Este não é um problema da mulher, é um problema do ser humano.

Christianity Today July 5, 2024
Illustration by Mallory Rentsch Tlapek / Source Images: Getty

A visão de um avião voando bem acima de mim costumava fazer meus olhos brilharem com um ar sonhador. Naquela época, eu havia largado a faculdade, pesava pouco mais de 23 quilos, depois que anos de anorexia me reduziram a pouco mais do que órgãos e pele.

Sempre que ouvia os aviões passando, eu olhava para o céu e imaginava as pessoas lá em cima, ocupadas vivendo a vida, provavelmente voando para importantes reuniões de negócios e conferências em Hong Kong ou Los Angeles, ou fazendo quaisquer outras coisas importantes que fazem as pessoas que não estão morrendo de algum transtorno alimentar. E eu ficava ali parada, agarrando-me àquela dor visceral no meu peito, lembrando dos dias em que sonhava em me tornar uma jornalista que viajaria pelo mundo afora.

E, vinte anos depois, é justamente isso que faço. Escrevo longas histórias sobre várias partes do mundo. Hoje sou aquela pessoa ocupada que está num avião, voando para participar de reuniões e conferências. Já andei a cavalo nas selvas da Birmânia para fazer uma matéria sobre uma organização de ajuda humanitária nada convencional; voei em um avião de dois passageiros sobre os reinos de gelo do remoto Alasca, para fazer uma reportagem sobre os nativos da região; passei por girafas e gazelas que pastavam em campo aberto, enquanto fazia reportagens sobre missões para imigrantes chineses no Quênia.

Finalmente estou vivendo o sonho que me parecia uma fantasia há 20 anos, na época em que perdi todo o propósito e o sentido da vida. Hoje, porém, grávida do meu segundo filho, estou desistindo desse sonho para ser uma mãe que fica em casa em tempo integral, sabe-se lá por quanto tempo — e não estou nada bem com isso.

Eu sei o quanto sou incrivelmente privilegiada por ter a opção de não trabalhar. Também sei que é uma bênção ter filhos, quando tantas mulheres lutam contra questões como infertilidade e aborto espontâneo. Por isso, é com uma certa vergonha que confesso: estou apavorada com essa transição de mãe que trabalha fora para mãe que só fica em casa.

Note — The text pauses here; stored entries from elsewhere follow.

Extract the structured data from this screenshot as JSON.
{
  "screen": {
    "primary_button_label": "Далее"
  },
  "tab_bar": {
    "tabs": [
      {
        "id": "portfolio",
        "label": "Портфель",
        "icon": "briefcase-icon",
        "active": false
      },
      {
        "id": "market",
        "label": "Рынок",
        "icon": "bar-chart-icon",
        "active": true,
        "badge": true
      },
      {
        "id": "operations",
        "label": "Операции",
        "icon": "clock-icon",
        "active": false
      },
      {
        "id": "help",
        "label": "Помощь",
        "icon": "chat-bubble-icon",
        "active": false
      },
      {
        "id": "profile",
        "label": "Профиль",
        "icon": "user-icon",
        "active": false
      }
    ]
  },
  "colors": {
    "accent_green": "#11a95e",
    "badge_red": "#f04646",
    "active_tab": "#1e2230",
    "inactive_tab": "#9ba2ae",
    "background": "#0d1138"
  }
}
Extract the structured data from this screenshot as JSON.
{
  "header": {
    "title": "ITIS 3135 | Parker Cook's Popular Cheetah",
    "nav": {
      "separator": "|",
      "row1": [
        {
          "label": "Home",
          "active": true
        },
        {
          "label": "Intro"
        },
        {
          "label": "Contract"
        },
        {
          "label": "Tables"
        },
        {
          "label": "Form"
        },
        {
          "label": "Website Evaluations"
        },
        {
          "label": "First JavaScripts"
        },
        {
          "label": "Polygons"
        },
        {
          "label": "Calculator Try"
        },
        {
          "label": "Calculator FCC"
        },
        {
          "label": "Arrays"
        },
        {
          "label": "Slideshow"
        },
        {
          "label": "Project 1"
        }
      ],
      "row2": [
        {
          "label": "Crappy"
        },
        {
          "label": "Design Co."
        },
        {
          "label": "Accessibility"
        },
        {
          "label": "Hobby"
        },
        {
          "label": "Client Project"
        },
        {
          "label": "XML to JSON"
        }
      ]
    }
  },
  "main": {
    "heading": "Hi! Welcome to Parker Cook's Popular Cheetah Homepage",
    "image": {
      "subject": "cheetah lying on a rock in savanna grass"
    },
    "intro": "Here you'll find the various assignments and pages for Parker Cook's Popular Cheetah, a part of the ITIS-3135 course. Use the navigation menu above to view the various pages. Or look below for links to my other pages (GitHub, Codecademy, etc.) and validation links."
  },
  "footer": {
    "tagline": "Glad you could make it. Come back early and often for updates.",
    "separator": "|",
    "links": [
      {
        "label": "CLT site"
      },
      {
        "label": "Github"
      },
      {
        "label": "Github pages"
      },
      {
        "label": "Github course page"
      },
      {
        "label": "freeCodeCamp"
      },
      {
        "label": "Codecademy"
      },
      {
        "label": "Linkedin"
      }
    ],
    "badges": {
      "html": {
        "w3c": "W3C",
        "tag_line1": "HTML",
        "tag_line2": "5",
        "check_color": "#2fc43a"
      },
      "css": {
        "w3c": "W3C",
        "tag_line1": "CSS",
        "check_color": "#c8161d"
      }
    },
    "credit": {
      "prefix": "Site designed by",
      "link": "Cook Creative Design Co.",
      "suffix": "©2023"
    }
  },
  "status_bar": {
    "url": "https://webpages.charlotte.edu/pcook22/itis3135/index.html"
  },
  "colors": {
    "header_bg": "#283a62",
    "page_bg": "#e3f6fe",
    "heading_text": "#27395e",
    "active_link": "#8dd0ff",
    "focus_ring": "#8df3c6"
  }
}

Acalentei por tanto tempo esse sonho de fazer o que faço hoje, e trabalhei tanto para chegar até aqui, que desistir disso agora me dá a impressão de que o tempo parou de repente, quando eu estava bem no meio de uma cambalhota da minha coreografia de ginástica, e fiquei congelada, como um corpo preso em uma espiral rígida no ar, sempre caindo, mas nunca aterrissando.

Quando compartilhei essa dificuldade que estou sentindo com meu grupo de discipulado, nossa líder — uma mulher com três filhos adultos, que desistiu de uma possível carreira de enfermeira para ser mãe em tempo integral — estalou a língua e disse: “Eu sei qual é o problema. Você é a típica mulher moderna.”

Ela está certa. Eu sou de fato um estereótipo da mulher moderna que se irrita com os estereótipos dos papéis de gênero. Eu professo meu apoio às mulheres que lutam por seus sonhos, quer seja como engenheira, piloto ou dona de casa — mas, verdade seja dita, até recentemente, eu não conseguia entender as mulheres que escolhiam a maternidade como vocação.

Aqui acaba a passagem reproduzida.